Les nouvelles fouilles, menées jusqu'à 2,50 mètres de profondeur sur une surface de seulement 11 mètres carrés, ont livré "des dizaines de milliers d'objets", décrit Gilles Berillon.

Une multitude d'ossements de chevaux et d'hydrontins (l'âne sauvage européen) portant des traces de boucherie, et d'outils en pierre taillée ayant servi à la préparation de ces aliments. Un matériel très riche et surtout possible à situer dans le temps puisqu'il est resté bien en place sur plusieurs niveaux: le plus profond remonte à 452.000 ans, le plus récent à 165.000 ans.

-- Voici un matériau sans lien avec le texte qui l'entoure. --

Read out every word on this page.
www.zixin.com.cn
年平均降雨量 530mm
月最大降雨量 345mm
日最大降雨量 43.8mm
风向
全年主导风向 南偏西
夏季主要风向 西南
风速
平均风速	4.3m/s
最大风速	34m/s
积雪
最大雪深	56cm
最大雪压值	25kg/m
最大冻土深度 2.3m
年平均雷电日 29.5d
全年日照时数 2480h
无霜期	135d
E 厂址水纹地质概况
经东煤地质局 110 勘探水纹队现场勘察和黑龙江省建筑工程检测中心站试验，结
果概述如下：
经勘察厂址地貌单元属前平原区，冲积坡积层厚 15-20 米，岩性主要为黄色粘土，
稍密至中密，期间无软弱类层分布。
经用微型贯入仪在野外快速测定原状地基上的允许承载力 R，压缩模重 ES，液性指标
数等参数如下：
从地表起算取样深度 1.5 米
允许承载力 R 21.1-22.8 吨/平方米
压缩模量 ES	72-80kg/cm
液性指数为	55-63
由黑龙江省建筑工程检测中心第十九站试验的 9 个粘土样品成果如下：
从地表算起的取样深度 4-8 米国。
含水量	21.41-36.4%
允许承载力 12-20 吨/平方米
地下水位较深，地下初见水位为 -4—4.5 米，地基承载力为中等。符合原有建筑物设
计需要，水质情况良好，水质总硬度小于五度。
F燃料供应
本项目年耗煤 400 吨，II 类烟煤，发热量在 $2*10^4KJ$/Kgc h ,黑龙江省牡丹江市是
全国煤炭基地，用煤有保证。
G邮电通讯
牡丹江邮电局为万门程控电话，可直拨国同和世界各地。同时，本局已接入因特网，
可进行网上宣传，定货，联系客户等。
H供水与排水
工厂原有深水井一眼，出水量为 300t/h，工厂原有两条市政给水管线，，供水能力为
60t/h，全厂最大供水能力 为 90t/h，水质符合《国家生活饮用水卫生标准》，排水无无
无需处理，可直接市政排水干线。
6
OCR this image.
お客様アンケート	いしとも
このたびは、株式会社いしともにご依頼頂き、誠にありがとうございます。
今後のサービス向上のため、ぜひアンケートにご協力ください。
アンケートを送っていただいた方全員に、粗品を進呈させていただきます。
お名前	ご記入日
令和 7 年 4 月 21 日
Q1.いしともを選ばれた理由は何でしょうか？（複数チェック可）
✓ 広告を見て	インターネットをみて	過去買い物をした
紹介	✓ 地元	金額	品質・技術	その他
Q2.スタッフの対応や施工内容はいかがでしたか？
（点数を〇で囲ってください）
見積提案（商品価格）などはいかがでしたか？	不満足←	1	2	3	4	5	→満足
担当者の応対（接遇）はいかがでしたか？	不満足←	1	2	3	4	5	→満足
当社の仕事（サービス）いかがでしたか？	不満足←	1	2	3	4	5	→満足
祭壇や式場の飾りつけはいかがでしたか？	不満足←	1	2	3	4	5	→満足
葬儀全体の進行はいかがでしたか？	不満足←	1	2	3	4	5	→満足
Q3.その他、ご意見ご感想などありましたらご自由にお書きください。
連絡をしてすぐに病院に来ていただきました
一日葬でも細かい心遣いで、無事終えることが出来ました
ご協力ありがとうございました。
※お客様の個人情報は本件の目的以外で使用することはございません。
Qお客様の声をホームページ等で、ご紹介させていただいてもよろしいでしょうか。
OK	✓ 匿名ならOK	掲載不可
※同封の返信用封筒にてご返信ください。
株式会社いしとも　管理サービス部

Cerise sur le gâteau: une dent de lait humaine, impossible à dater directement mais trouvée dans une couche dont l'âge s'étend entre -165.000 et -175.000 ans. Soit la dent la plus ancienne jamais identifiée dans une région où aucune trace humaine clairement datée n'était jusqu'à présent connue au-delà de -80.000 ans, relève le Musée de l'Homme dans un communiqué.

Qui vivait là? 

La molaire d'enfant portait des traces d'abcès et de caries et sa racine était presque totalement résorbée. Elle était donc probablement tombée naturellement, à l'endroit où le groupe s’était installé.

"Il faut imaginer des groupes humains qui s’installaient dans la grotte, pour y vivre, manger… sans l'occuper de manière continue", suggère le chercheur. Car à plus de 2.000 mètres d'altitude, à cette époque géologique du Pléistocène moyen marquée par des périodes glaciaires, le site n'était certainement pas accessible toute l'année.

Qui étaient ses visiteurs ? Des Néandertaliens, comme leurs voisins qui vivaient à quelques centaines de kilomètres plus à l'ouest ? Des Dénisoviens d'Asie ? Des espèces plus anciennes encore, contemporaines de l'Homme de Tautavel des Pyrénées d'Europe, qui a le même âge que la plus ancienne strate de la grotte iranienne Qaleh Kurd ?

Faute de vestiges humains, il n'est pas possible de déterminer la ou les espèces de ses habitants.

"On se trouve dans une fourchette de temps qui couvre 300.000 ans d'histoire de l'évolution humaine, à une période de grande diversité culturelle où potentiellement toutes ces espèces ont pu exister, se succéder voire pour certaines coexister", y compris la nôtre, Homo sapiens, analyse Gilles Berillon.

"Les fouilles se poursuivent à Qaleh Kurd et espérons que d’autres sites de ces périodes puissent être également fouillés dans cette immense région pour mieux comprendre la complexité du peuplement humain", conclut-il.